When it comes time to head inshore, you turn the key in the ignition — only to hear a high-pitched whining in return. Your engine won’t turn on, and you guys are stuck. After getting pulled in by a fellow mariner, you slap your palm to your forehead and think, “Why didn’t I do the proper boat maintenance?”
Don’t let this happen to you!
If you own one of the 12 million registered boats in the U.S., you need to take care of it. That way, you can be part of the 141.6 million Americans who went boating in 2016 alone. You deserve a fun, safe, problem-free adventure — and so do your passengers.
Keep reading for some maintenance tips you need to check off before and after every trip out at sea.
1. Use the Correct Cleaners
Most boats have a gel coat on them that lasts quite a while.
However, during routine cleaning and extended use, the coat will start to wear. You can prevent early erosion by using the correct types of cleaners. If you are using regular cleaning solutions, make sure to dilute them.
Additionally, eco-friendly soaps will ensure nothing harmful gets into the ocean.
2. Get Rid of Moisture Every Time
After you’ve cleaned your boat with fresh water, remove every bit of water.
Sponge up any excess water near drains. Use a towel to wipe every surface.
Seawater is corrosive, it can cause mildew to form, and it also stains. Take the extra time to thoroughly get your boat dry before storing it.
3. Do Regular Oil Changes
Just as you change the oil on your car every 3,000 miles, your boat needs consistent oil changes, too.

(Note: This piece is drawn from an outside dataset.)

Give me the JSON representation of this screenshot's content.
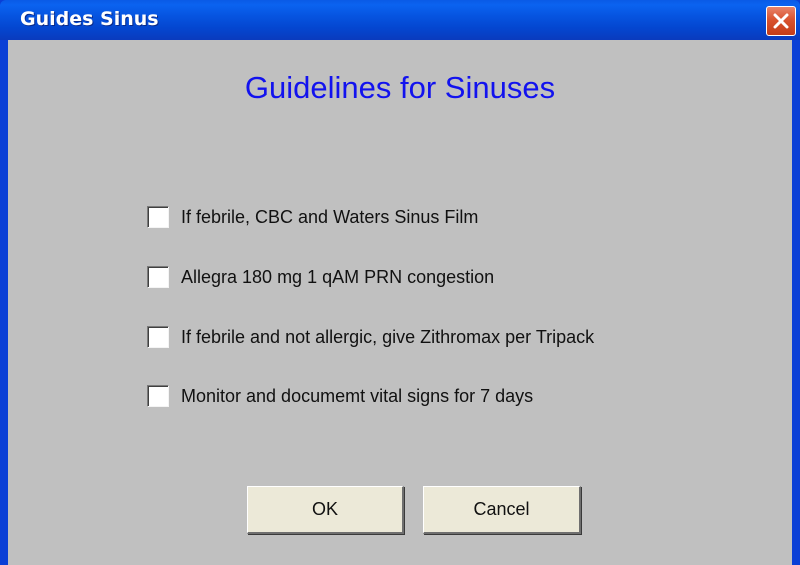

The timing of this varies per model, so be sure to check your boat’s manual for details. You can even change the oil yourself if you’re inclined. Consult with the folks at Boat Planet for more info on DIY maintenance (or where to find pros).
4. Flush and Check the Engine Often
The engine requires a lot of care and consideration.
You need to flush the engine for every trip you take, whether saltwater or freshwater. Additionally, inspect the hoses and lines, add lubrication if and when necessary, and change its fuel, too.
Test the engine for leaks and inspect it often for cracks or damage.
5. Test the Bilge Pump
The bilge pump is what keeps water from collecting in your boat’s interior — so it’s safe to say it calls for regular check-ups.
Make sure nothing is clogging the pump and that no harmful oils are coming out of it. As this goes straight into the water, it’s not only unsightly and detrimental to marine life, but it’s illegal.
Boat Maintenance = Smooth Sailing
This list isn’t exhaustive, so make sure to check out your boat’s manual for more.
It’ll tell you in even greater detail when to change the oil, what fuel to use, how to treat the battery in the off-season. . .
Boat maintenance is worthwhile if you want to improve the longevity of your craft and keep using it for years to come.